Die Zielgruppe soll auf drei Wegen erreicht werden. Erstens sollen die Maßnahmen von „No trouble!“ von Jugendrichter_innen verhängt werden. Zweitens sollen inhaftierte Jugendliche kurz vor ihrer Entlassung über die sozialen Dienste der Justiz angesprochen werden. Drittens will man Jugendliche über die Institutionen der Jugendarbeit und Jugendhilfe in Hamm erreichen. Es ist im letzten Fall vollkommen unklar, warum sich ein „radikaler“ Jugendlicher freiwillig an einer „Deradikalisierungsmaßnahme“ beteiligen sollte. Zu den pädagogischen Prämissen der konkreten Arbeit mit den Jugendlichen finden sich keinerlei Angaben. Insgesamt ist das Projekt von einer individualistischen Perspektive geprägt, die gesellschaftliche Bedingungen, die den Neonazismus in seiner Entstehung und Ausbreitung begünstigen, ausblendet.

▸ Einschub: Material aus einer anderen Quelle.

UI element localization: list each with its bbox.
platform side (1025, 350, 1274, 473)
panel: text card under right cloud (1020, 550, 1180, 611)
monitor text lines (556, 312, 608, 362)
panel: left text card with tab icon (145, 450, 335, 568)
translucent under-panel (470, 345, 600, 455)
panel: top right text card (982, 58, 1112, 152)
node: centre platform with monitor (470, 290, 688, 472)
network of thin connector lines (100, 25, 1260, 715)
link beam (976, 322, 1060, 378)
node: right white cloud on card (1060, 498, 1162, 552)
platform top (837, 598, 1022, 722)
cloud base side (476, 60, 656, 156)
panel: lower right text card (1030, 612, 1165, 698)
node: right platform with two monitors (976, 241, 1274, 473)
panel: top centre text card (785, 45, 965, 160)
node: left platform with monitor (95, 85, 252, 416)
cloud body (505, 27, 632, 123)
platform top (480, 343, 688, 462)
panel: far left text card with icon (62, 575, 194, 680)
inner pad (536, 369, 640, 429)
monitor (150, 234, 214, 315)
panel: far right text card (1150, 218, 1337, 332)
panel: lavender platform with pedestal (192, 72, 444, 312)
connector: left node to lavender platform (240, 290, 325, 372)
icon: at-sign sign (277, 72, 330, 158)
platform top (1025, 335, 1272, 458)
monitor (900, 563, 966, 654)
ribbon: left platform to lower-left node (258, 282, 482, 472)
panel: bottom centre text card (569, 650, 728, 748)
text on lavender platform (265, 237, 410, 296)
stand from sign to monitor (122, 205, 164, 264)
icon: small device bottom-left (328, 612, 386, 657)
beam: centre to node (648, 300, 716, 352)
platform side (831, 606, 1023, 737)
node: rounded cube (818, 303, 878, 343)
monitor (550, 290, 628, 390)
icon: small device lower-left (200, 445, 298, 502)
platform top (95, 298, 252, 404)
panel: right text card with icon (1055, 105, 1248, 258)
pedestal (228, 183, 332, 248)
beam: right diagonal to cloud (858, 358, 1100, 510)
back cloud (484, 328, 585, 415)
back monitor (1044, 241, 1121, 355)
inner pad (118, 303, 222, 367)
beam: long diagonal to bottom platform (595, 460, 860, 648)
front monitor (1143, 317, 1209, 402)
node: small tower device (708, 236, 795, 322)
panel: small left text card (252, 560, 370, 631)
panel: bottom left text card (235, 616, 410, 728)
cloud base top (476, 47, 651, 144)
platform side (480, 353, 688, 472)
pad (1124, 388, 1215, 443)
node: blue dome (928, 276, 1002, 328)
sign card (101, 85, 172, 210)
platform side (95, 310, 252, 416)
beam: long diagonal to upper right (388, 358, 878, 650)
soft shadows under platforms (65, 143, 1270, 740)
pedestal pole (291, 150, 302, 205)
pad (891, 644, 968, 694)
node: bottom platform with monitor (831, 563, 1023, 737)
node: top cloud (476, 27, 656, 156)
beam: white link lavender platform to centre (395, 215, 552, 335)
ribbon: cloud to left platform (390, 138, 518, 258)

In einer Sondersitzung des Stadtrates am 23. März wurde deutliche Kritik am Gutachten von Vertreter_innen der Linken, der Grünen und der SPD formuliert. Praktische Konsequenzen für die finanzielle Unterstützung des Modellprojektes „No trouble!“ hatte dies jedoch nicht. Die Stadt Hamm will in den nächsten Monaten an ihrem „Handlungsprogramm“ weiterarbeiten.